Documentation
¶
Overview ¶
Package string ports cpython/Parser/string_parser.c. The parser hands a string token (with surrounding quotes and any b/r/u prefix still attached) to ParseString, which returns the decoded payload plus the prefix flags the AST builder needs.
Escape decoding mirrors pycore_unicodeobject.c _PyUnicode_DecodeUnicodeEscapeInternal and pycore_bytesobject.c _PyBytes_DecodeEscape. The full table is implemented here rather than re-exported from the runtime so the parser stays self-contained.
CPython: Parser/string_parser.c
Index ¶
Constants ¶
This section is empty.
Variables ¶
This section is empty.
Functions ¶
func CharByName ¶
CharByName returns the rune for one of the common Unicode names the test suite exercises. Names are upper-case, hyphens and spaces in the canonical form.
CPython: Modules/_unicodedata.c ucd_lookup
Types ¶
type Result ¶
type Result struct {
Text string
Bytes []byte
IsBytes bool
IsRaw bool
// IsFString is set on the per-segment result the f-string
// scanner emits, and on the folded result when at least one
// part was an f-string. IsTString is the matching flag for
// t-strings. Concat uses these to enforce the
// no-implicit-mixing rule in CPython 3.14.
IsFString bool
IsTString bool
// Warnings carries SyntaxWarning text (one per unknown escape)
// that the caller should surface separately. Empty when the
// literal contained no flagged escapes.
//
// CPython: Objects/unicodeobject.c emits PyExc_SyntaxWarning
// from _PyUnicode_DecodeUnicodeEscapeInternal.
Warnings []string
}
Result is the decoded payload of a single string token. Bytes is set when IsBytes is true; otherwise Text holds the decoded unicode body.

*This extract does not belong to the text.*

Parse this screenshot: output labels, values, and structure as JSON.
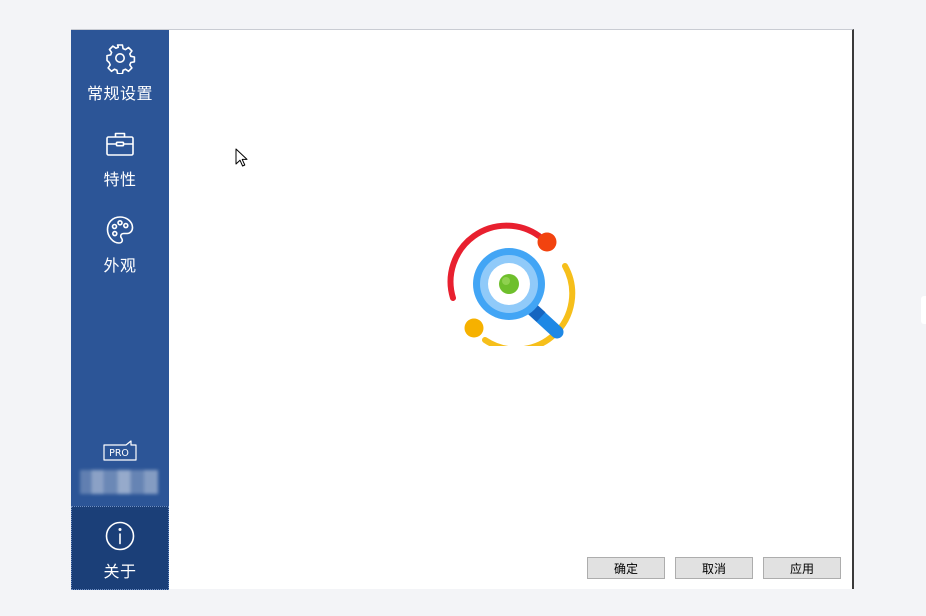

CPython: Parser/string_parser.h:11 result type (folded into one shape on the Go side)
func Concat ¶
Concat folds a non-empty slice of literal results emitted by adjacent string tokens. The bytes/str sides cannot mix; if they do, Concat returns the CPython SyntaxError text "cannot mix bytes and nonbytes literals".
CPython: Parser/string_parser.c:21 _PyPegen_concatenate_strings
func ParseString ¶
ParseString decodes a single string-literal token. tok is the raw bytes the lexer emitted, including prefix and quotes.
CPython: Parser/string_parser.c:253 _PyPegen_parse_string
type Segment ¶
type Segment struct {
Kind SegKind
Literal string
ExprText string
Conversion byte // 0 when absent
FormatSpec string
IsDebug bool
}
Segment is one piece of an f-string body. Literal segments carry the decoded plain text; expression segments carry the raw text inside the braces (without the braces themselves) plus the optional conversion character and format-spec body.
func ScanFString ¶
ScanFString walks body and emits Segments. body is the post-prefix inner text, e.g. for `f'a{x!r:0.2f}'` the input is `a{x!r:0.2f}`.
CPython: Parser/string_parser.c:455 fstring_find_literal_and_field
func ScanTString ¶
ScanTString is the t-string brace scanner. The lexer rules and segment shape are identical to f-strings; the difference is in the AST node the parser builds afterward.
CPython: Parser/string_parser.c (PEP 750 t-string handling)